Plus tard, en 2001, ils voyageront à Cuba pour y faire un concert et rencontrer le président. À leur retour, ils ont eu “beaucoup de problèmes, en allant dans beaucoup d’endroits où ils venaient juste de se débarrasser du communisme. Ils étaient là, Vous vous foutez de notre gueule, à serrer la main de Castro. On vient juste de vivre la pire période de nos vies”. C’est une expérience qui a inspiré la chanson The Next Jet To Leave Moscow, “Alors tu as joué à Cuba, tu as aimé ça frérot ? chante Bradfield, je parie que tu t’es senti fier, petit connard”.
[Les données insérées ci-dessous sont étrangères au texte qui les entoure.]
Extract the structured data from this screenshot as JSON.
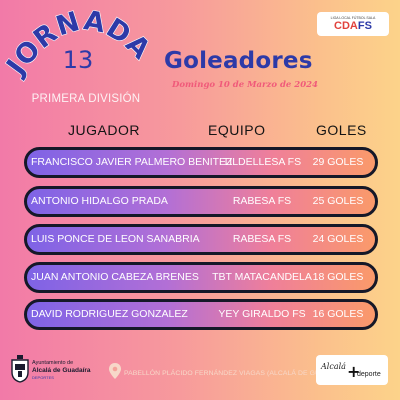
{
  "header": {
    "jornada_label": "JORNADA",
    "jornada_number": "13",
    "division": "PRIMERA DIVISIÓN",
    "title": "Goleadores",
    "date": "Domingo 10 de Marzo de 2024"
  },
  "logo": {
    "subtitle": "LIGA LOCAL FÚTBOL SALA",
    "brand_part1": "CDA",
    "brand_part2": "FS"
  },
  "columns": {
    "player": "JUGADOR",
    "team": "EQUIPO",
    "goals": "GOLES"
  },
  "scorers": [
    {
      "player": "FRANCISCO JAVIER PALMERO BENITEZ",
      "team": "TILDELLESA FS",
      "goals": "29 GOLES"
    },
    {
      "player": "ANTONIO HIDALGO PRADA",
      "team": "RABESA FS",
      "goals": "25 GOLES"
    },
    {
      "player": "LUIS PONCE DE LEON SANABRIA",
      "team": "RABESA FS",
      "goals": "24 GOLES"
    },
    {
      "player": "JUAN ANTONIO CABEZA BRENES",
      "team": "TBT MATACANDELA",
      "goals": "18 GOLES"
    },
    {
      "player": "DAVID RODRIGUEZ GONZALEZ",
      "team": "YEY GIRALDO FS",
      "goals": "16 GOLES"
    }
  ],
  "footer": {
    "ayto_line1": "Ayuntamiento de",
    "ayto_line2": "Alcalá de Guadaíra",
    "ayto_line3": "DEPORTES",
    "venue": "PABELLÓN PLÁCIDO FERNÁNDEZ VIAGAS (ALCALÁ DE GUADAÍRA)",
    "sponsor_part1": "Alcalá",
    "sponsor_plus": "+",
    "sponsor_part2": "deporte"
  },
  "colors": {
    "accent_blue": "#2d3aa8",
    "date_pink": "#f05a7a",
    "row_border": "#151828"
  }
}
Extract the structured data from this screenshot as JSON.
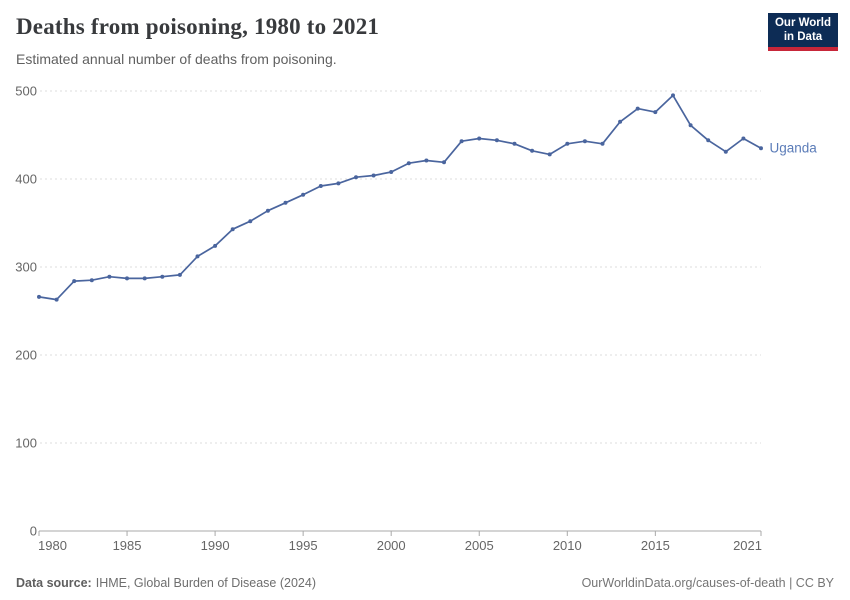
{
  "colors": {
    "owid_navy": "#0d2c55",
    "owid_red": "#c72639",
    "line": "#4a659e",
    "entity_label": "#5b7cb8",
    "grid": "#dcdcdc",
    "axis_line": "#a9a9a9",
    "tick_text": "#666666"
  },
  "logo": {
    "line1": "Our World",
    "line2": "in Data"
  },
  "footer": {
    "source_label": "Data source:",
    "source_text": "IHME, Global Burden of Disease (2024)",
    "citation": "OurWorldinData.org/causes-of-death | CC BY"
  },
  "chart_data": {
    "type": "line",
    "title": "Deaths from poisoning, 1980 to 2021",
    "subtitle": "Estimated annual number of deaths from poisoning.",
    "xlabel": "",
    "ylabel": "",
    "xlim": [
      1980,
      2021
    ],
    "ylim": [
      0,
      500
    ],
    "grid": "horizontal-dashed",
    "legend_position": "end-of-line-label",
    "xticks": [
      1980,
      1985,
      1990,
      1995,
      2000,
      2005,
      2010,
      2015,
      2021
    ],
    "yticks": [
      0,
      100,
      200,
      300,
      400,
      500
    ],
    "series": [
      {
        "name": "Uganda",
        "x": [
          1980,
          1981,
          1982,
          1983,
          1984,
          1985,
          1986,
          1987,
          1988,
          1989,
          1990,
          1991,
          1992,
          1993,
          1994,
          1995,
          1996,
          1997,
          1998,
          1999,
          2000,
          2001,
          2002,
          2003,
          2004,
          2005,
          2006,
          2007,
          2008,
          2009,
          2010,
          2011,
          2012,
          2013,
          2014,
          2015,
          2016,
          2017,
          2018,
          2019,
          2020,
          2021
        ],
        "values": [
          266,
          263,
          284,
          285,
          289,
          287,
          287,
          289,
          291,
          312,
          324,
          343,
          352,
          364,
          373,
          382,
          392,
          395,
          402,
          404,
          408,
          418,
          421,
          419,
          443,
          446,
          444,
          440,
          432,
          428,
          440,
          443,
          440,
          465,
          480,
          476,
          495,
          461,
          444,
          431,
          446,
          435
        ]
      }
    ]
  }
}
Bien que le groupe est clairement “très conscient des dangers”, il demeure une pointe d’Ostalgie sur Futurology, même si seulement pour “une période étonnante de discours artistique”. Il y avait, me dit Wire, “quelque chose de réconfortant, d’une manière bizarre. Cette idée qu’il y avait juste deux blocs gigantesques qui se faisaient face”. Et avec l’effondrement de toute ça, “le noir et blanc a été remplacé par le gros et tout s’est mélangé au milieu…” Mais ensuite il se corrige : “Le milieu-droit. Ça te laisse terriblement découragé”.

Alors tandis que le présent a changé durant ces années qui ont suivi la chute du Mur, le futur l’a été aussi. En 1994, Jean Baudrillard a parlé de façon caustique de “ces sociétés qui n’attendent plus rien d’une succession de choses à venir et qui ont de moins en moins foi en l’histoire, les sociétés qui s’enterrent dans le fond de leurs technologies futurologiques”. L’imagination futuriste de Malevitch et ses co-conspirateurs avait finalement été enterrée derrière la futurologie technocratique d’économistes et de fabricants d’armes. “Je pense que le futur aussi semble purement technologique, me dit Wire, alors que dans le passé, il semblait tactile, esthétique, philosophique”.

Ainsi tandis que le nouvel album des Manic Street Preachers peut être, comme il l’affirme, “l’un de nos disques les plus positifs”, c’est également un album empreint d’une certaine sorte de mélancolie, avec le deuil d’une époque où d’autres futurs restaient disponibles. “Le futur, a écrit Jacques Derrida, ne peut exister que pour des fantômes”. Ou comme le dit Nicky Wire : “Le futur semble vraiment compter sur le passé pour l’inspiration”.